This week was a particularly eventful. In the beginning of the week, the VFX/ Animation Summit had commenced. It provided an opportunity to shake hands and establish a relationship with many investors, agents, creative management, and hear some of the ( UH OH!!) legalities. There is a lot of coverage on the purchase of Lucas film, but how does this relate to the summit?
The VFX Summit Keynote, on Monday, started with a presentation form Scott Ross. It was a great starting point for anyone swimming the seas of creative based content. Scott’s presentation always starts a great dialogue of mixed emotions as he speaks about the truths and state of the visual effects industry. Paraphrasing Scott “ The effects houses are being called upon to bid on a process and product with no real blue print”.These conversations always lead to the basic argument, We want the best product for the cheapest price.. Great vfx companies do not come by the dozens, and in a vfx influenced product, it serves everyone to have a product the consumers crave. He went on to present a listing of some of the top grossing films of the year, and effect companies had no residuals based off the success from these films. Most vfx films which have moved away from big name talent are still pulling major box office. There are the companies which have figured out the formula to success through their own IP. Pixar a company which started out doing commercials and are know for Renderman software, quickly found success through their own properties. In addition, break out hits like The Host, grew from a word of mouth review. On a personally note I recommend the Host if you haven’t checked it out.
After reading the first paragraph, you may ask “ well how does this relate to the Disney purchase of Lucas film”. In the Dream works panel, the question of opportunity was bought up about vfx and animation. The director, through no fault of his own, responded how he thought the opportunity in animation was great, due to the number of films and content being released this year. It was a statement which legitimized Scott’s observation of IP vs under the bidding a process which is unfortunately the process of a number of vfx companies. I would be remiss to not mention Indie vfx companies, which have adopted a business practice to ensure that they do not under bid themselves into oblivion, such as Arc productions, Zoic studios, Scanline VFX, and Studio Atomic.
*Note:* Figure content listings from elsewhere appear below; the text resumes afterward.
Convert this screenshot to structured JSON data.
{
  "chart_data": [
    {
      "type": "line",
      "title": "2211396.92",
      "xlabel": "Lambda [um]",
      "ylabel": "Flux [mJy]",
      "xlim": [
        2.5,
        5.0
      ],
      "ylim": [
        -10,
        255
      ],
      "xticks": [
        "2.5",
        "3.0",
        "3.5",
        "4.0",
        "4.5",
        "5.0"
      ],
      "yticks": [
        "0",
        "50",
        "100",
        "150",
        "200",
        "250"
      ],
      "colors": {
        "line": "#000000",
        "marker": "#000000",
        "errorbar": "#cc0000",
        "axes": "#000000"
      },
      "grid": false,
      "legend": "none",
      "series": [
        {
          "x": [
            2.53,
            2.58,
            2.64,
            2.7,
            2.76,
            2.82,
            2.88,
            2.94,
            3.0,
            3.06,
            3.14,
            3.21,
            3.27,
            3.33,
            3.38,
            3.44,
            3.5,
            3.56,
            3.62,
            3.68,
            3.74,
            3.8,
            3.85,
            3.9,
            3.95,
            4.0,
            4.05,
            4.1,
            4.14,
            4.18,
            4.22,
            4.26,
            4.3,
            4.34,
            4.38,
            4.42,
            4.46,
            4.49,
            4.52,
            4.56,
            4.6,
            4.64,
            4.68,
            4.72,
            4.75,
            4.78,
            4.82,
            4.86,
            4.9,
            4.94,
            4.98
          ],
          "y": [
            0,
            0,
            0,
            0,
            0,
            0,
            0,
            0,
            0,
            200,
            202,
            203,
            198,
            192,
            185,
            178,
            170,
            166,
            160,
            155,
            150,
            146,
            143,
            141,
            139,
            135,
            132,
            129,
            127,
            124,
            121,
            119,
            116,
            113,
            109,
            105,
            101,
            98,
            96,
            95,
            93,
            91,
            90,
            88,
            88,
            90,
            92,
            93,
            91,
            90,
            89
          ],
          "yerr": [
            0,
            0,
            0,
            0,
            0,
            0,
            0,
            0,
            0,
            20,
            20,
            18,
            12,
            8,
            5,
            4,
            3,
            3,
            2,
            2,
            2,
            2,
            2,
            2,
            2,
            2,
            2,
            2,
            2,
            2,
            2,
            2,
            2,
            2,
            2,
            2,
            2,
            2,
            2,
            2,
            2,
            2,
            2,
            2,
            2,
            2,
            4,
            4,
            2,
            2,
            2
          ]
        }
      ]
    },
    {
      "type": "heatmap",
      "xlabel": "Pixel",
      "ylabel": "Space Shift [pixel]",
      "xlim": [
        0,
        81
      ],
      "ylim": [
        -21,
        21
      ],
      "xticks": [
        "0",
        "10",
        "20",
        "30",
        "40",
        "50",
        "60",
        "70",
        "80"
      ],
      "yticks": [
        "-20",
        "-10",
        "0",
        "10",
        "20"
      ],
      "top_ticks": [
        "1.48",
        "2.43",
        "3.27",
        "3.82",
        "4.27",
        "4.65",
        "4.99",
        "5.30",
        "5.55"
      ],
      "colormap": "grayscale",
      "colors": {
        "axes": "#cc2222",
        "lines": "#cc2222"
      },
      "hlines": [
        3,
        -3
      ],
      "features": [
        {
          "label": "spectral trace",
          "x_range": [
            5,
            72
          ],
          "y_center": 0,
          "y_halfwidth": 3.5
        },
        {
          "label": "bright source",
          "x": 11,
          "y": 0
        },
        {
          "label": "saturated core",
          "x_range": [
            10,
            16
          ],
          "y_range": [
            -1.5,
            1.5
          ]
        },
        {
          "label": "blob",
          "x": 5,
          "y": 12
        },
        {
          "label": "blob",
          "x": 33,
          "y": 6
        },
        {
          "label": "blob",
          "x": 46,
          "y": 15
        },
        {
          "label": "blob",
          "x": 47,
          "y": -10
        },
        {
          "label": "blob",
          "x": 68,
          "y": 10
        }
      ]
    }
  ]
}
As of this moment one of the largest vfx houses, and among the most ground breaking Lucas film has been acquired by Disney. At the moment no one can tell if this is a good thing or bad thing, time will reveal all. Disney has acquired Dream Quest in the past, and later merged the company into to the Secret Lab. These companies no longer exist. Could this spell the end for ILM in the distant future and/or could this spell opportunity for every mid to small company in the industry? Could this spell a major hit for every mid and small vfx house?. Disney now has it’s own company to initially start it’s vfx process just like Sony. This spells a huge shift in the vfx environment, with another major conglomerate with their own vfx house, where does that leave the rest of everyone. Time will now tell where the opportunities will fall, because the pie has been re-divided up.